# External Led Aircraft Lighting



## Jolupot20002000 (Mar 26, 2009)

Hello All! I've been reading your forums for a while now and learning what i could from your collective wisdom. A friend and I are working on a project for his ultralight, we are attempting to replace the nav, location, strobe, landing, and taxi lights with leds. after some looking around and reading up Ive set my eyes on these CREEXRC LED Color:Green; Luminous Intensity:51.7lm; Viewing Angle:100°; Forward Current:500mA; Forward Voltage:3.7V RoHS Compliant: Yes CREEXRC LED Lamp; LED Color:Red; Luminous Intensity:39.8lm; Viewing Angle:90°; Forward Current:700mA; Forward Voltage:2.2V; Wavelength:620nm RoHS Compliant: Yes CREEXRC LED Color:White; Viewing Angle:90°; Forward Current:500mA; Forward Voltage:3.5V; Luminous Flux:51.7lm and for drivers: 3021-D-E-700mA, BuckPuck # Max Output Current: 700mA # Max Input Voltage: 32VDC # Min Input Voltage: 5VDC # Simple 7-pin SIP connection, through-hole PCB mounted # Optional externally mounted pot. intensity control (0-100%) # External analog/digital intensity control (TTL compat.) # Drive up to 18 1W LEDs & up to 6 3W LEDs # Output short circuit protection up to 15 seconds # Output open circuit protection # Small form factor .78"x.78"x.43", 8.1grams # Built in regulated 5V reference/output to power local logic circuitry/µProcessor my thinking is this, two teardrop shaped pods one for the tip of each wing. on each pod 3 color leds on the raised side, 3 white with a slow, 40 to 120 blinks per min, strobe across the top and on the back end three white steady. the steady white and the color can be on the same circuit, 6 led. i need to find a diagram for a controller circuit for the blinkers though. if i can get a diagram and maybe a parts list i can put it together. or if there is a led driver that will already do this id love to know. for the landing lights he needs to be able to throw a spot as far as possible. he needs to see the runway as soon as possible. at first i was thinking in terms of brighter is better but ive been looking at some of the flashlight mods on here at i thought it best to ask your advice before i spent money. for taxi lights, he just needs the equivalent of a single car headlight on low. the electrical system is a standard 12volt with an alternator. any feedback would be very much appreciated!


----------



## John_Galt (Mar 26, 2009)

Cool idea. I've always loved the idea of flying an ultralight (nice weather permitting, of course. 
If you look on the opening page where you started this thread and look down, you'll find two other threads that discuss LED lights in various applications, including links. I think that your best (overall cheapest) bet would be to poke around the "Home-made and Modified" forum, and either 1) learn to make your own lights, or 2) pay for someone to build you one. Or you could purchase from a manufacturer. 

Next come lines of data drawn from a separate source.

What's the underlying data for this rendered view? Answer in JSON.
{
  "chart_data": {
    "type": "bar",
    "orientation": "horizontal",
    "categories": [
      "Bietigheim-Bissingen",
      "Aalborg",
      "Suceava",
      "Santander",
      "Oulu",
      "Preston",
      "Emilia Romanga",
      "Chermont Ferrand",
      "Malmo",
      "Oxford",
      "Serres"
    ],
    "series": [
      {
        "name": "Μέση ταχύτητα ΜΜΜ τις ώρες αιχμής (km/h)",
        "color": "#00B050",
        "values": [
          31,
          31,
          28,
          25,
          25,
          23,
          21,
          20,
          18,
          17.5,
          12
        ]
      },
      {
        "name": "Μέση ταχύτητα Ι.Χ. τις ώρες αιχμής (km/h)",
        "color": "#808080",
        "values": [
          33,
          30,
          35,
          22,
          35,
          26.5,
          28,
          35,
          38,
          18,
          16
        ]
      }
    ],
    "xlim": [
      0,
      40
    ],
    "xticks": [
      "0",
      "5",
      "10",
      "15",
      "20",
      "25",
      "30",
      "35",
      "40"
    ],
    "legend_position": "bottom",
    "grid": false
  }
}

You say about a car headlight on low. That is achievable in about the size of a Mag lite D head, depending upon the LED's etc. (Think multiple emitters, and optics.) 
Some different types:

http://www.bajadesigns.com/NET/C-375/LED+HEADLIGHTS

http://www.visionxusa.com/led/index.htm

http://www.magnalight.com/c-140-led-light-bar.aspx

http://www.aircraftspruce.com/menus/el/ledlighting.html

Note, however, that none of these places sell units with current gen LED's (which are up to 120 lm/w. Most are roughly half of that, so building your own will ensure the brightest, most efficient lighting possible.)
Cheers. Hope i helped.


----------



## John_Galt (Mar 26, 2009)

There was also this project one of our members did for his Vespa scooter, just to give you some ideas of what is possible.

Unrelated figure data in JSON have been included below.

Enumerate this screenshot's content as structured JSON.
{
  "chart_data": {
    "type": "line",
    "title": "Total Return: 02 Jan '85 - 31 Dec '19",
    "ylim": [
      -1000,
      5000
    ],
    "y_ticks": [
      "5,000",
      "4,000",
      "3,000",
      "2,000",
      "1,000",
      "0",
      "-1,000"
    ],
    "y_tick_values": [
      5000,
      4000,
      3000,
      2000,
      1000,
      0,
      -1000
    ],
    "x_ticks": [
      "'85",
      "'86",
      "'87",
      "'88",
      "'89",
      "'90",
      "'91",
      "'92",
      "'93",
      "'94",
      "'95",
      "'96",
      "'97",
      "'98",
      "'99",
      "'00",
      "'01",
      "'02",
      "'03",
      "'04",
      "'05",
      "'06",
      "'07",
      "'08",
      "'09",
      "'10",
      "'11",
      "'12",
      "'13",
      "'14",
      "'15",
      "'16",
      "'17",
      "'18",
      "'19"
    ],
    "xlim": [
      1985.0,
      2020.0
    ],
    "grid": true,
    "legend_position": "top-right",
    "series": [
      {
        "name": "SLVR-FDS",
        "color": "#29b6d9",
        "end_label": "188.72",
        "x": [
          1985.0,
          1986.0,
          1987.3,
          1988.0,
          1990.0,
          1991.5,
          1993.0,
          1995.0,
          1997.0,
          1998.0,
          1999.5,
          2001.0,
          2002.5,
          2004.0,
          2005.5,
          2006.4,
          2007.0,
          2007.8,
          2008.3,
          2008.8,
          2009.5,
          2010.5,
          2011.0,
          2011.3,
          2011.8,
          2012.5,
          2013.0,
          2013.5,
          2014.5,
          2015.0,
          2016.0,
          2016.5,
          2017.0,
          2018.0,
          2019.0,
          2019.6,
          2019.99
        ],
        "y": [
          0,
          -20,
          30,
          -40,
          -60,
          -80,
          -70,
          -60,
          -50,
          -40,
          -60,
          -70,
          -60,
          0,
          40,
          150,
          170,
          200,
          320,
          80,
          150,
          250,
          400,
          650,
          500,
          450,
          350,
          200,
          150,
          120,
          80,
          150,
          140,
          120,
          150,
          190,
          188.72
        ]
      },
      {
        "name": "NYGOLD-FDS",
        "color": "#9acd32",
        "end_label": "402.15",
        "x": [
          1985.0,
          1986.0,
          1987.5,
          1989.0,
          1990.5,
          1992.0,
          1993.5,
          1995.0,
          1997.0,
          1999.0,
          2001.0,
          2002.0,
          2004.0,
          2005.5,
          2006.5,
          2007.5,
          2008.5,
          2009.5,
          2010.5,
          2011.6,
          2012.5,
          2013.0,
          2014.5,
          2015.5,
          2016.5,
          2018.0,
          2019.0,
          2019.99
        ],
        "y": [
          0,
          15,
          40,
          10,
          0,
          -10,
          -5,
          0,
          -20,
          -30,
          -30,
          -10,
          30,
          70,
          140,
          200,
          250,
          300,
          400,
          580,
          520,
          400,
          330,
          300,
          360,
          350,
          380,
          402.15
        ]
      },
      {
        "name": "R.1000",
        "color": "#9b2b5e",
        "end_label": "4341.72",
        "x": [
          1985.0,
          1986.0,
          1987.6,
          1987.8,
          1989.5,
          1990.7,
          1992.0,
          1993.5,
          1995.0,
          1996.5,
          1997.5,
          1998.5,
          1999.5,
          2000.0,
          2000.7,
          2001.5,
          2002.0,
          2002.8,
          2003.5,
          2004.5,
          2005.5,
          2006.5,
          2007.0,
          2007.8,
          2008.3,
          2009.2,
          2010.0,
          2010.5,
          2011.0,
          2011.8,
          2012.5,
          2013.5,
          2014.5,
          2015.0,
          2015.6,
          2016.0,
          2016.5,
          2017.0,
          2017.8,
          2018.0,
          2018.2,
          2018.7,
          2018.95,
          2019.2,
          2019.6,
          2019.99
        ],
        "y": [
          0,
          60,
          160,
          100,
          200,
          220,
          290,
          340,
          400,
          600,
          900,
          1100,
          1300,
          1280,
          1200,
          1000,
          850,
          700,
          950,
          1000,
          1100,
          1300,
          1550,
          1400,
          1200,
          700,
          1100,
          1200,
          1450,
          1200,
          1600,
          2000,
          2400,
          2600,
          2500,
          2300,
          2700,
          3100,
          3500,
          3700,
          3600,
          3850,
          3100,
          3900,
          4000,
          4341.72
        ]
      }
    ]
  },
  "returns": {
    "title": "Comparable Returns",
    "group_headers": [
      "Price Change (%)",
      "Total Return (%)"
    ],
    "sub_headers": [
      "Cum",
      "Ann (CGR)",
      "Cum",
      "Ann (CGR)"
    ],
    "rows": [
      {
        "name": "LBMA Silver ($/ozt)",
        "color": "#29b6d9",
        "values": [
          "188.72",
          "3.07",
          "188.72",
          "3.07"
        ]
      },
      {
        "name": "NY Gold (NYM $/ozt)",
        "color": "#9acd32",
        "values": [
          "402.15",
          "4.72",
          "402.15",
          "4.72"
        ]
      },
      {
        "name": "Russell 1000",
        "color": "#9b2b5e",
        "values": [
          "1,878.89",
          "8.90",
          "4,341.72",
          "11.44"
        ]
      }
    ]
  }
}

http://dmcleish.com/CPF/Vespa/index.html


----------



## Jolupot20002000 (Mar 27, 2009)

Honestly all i need at this point is a nudge toward an area that can help me put together the flasher circuit for the strobe. if you guys know a link where i can find info an a circuit that will work with these drivers to do what i want, that would be a help. ive been googling like a madman but all i find is Altoids tin led strobes that flash way too quickly, and xenon strobes. i was more curious about anyone else here trying to work with aircraft lighting.


----------



## NorCal2500HD (Jun 14, 2009)

http://www.aircraftspruce.com/menus/el/ledlighting.html


----------



## schizeckinosy (Jul 17, 2009)

There are several guys on ebay that sell 12v strobe controllers and LED strobes for about $30. I bought a kit in yellow and the strobe unit can be set for the flashing rate you describe, either together or alternating. It seems to be reliable so far. They come in all sorts of colors, too. Might save you a bunch of work.

Cheers, Dan


----------